Ähm, und warum hat man vom Zusammenbruch der Welt und Zerfall der Gesellschaft nicht sonderlich viel zu sehen bekommen?





"Ziel der ersten Staffel von «The Walking Dead» war es, zu zeigen, wie Rick Grimes wieder mit seiner Familie zusammengeführt wird. Bei «Fear the Walking Dead» fangen wir stattdessen direkt mit einer Familie an. Und zwar mit einer Familie, die sofort mit schweren Tragödien konfrontiert wird. Das macht unter anderem den Unterschied zwischen diesen beiden Serien aus."



Ah, alles klar. Das ist natürlich eine massive inhaltliche Neuausrichtung gegenüber der Mutterserie. Und ich Depp habe immer gedacht, man würde genau das gleiche Schema nochmal abspulen. Jetzt macht es auch für mich endlich Sinn, warum es dieses Spin-Off gebraucht hat.

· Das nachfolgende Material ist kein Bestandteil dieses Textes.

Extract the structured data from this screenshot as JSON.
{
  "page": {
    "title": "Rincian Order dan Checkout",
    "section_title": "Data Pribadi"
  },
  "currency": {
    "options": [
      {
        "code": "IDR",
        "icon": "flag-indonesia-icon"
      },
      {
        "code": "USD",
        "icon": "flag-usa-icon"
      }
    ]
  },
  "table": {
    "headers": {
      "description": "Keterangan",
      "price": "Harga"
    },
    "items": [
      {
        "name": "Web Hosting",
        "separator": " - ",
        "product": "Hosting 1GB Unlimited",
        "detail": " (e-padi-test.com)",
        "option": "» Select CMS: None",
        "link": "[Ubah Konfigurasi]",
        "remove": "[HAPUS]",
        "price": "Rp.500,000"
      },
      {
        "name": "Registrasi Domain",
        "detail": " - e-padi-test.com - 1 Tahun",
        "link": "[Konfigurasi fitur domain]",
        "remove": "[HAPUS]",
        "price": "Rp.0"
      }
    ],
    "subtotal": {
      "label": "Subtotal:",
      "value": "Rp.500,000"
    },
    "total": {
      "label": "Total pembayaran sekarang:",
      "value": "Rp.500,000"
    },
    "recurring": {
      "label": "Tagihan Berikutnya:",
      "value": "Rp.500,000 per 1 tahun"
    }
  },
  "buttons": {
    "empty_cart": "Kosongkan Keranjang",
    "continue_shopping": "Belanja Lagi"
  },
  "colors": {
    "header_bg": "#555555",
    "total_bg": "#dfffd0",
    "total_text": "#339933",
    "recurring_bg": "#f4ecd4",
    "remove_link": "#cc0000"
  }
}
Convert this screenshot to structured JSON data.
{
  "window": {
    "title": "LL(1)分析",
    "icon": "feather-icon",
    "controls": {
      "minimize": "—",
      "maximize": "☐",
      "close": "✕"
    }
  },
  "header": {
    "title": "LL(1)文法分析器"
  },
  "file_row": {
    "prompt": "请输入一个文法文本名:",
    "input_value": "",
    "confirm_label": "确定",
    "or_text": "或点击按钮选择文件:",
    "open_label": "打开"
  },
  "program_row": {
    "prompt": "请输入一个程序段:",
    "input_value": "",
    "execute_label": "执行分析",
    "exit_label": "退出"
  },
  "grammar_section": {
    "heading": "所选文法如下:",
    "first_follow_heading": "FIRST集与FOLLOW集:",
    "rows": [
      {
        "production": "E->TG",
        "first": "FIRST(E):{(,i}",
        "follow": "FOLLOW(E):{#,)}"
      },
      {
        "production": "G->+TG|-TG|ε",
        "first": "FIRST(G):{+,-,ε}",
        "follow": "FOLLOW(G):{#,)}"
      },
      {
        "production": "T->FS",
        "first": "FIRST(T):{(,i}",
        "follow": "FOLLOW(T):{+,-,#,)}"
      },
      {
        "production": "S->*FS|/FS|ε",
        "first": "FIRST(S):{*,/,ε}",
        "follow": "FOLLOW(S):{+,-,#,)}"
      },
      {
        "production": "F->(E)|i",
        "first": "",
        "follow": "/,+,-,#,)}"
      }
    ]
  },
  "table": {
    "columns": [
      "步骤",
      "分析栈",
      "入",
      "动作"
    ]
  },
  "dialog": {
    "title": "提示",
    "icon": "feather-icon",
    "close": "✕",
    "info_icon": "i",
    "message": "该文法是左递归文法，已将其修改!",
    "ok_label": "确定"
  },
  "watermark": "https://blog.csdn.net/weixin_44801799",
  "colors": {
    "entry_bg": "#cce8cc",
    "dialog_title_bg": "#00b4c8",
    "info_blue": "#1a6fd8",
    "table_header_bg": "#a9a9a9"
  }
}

Danke für die aufklärenden Worte im Interview :D
Vittel
28.07.2016 22:37 Uhr 3
Eben genau das wird ja nicht gezeigt in Staffel 1. Da bleibt vieles sehr unklar, wie die Seuche sich ausbreitet und die Gesellschaft zerfällt.



Ab Staffel 2 gibt es keinen Unterschied mehr zur Hauptserie: Eine Gruppe von Menschen ist auf der Flucht und trifft auf Zombies und überlebende Menschen, deren Motive meist im unklaren liegen.



Ich schaue sie trotzdem ganz gerne, gerade die letzten paar Folgen ware deutlich besser als alles zuvor.
Sentinel2003
21.06.2017 15:41 Uhr 4
"Insbesondere in den Vereinigten Staaten produzieren die großen Studios immer weniger Filme"?



Liegt das etwa an der momentanen Serien - Schwemme? Stimmt das denn überhaupt?
Sentinel2003
06.11.2018 08:41 Uhr 5
Schon krass, daß von den 4 Ur - Darstellern nur noch eine lebt!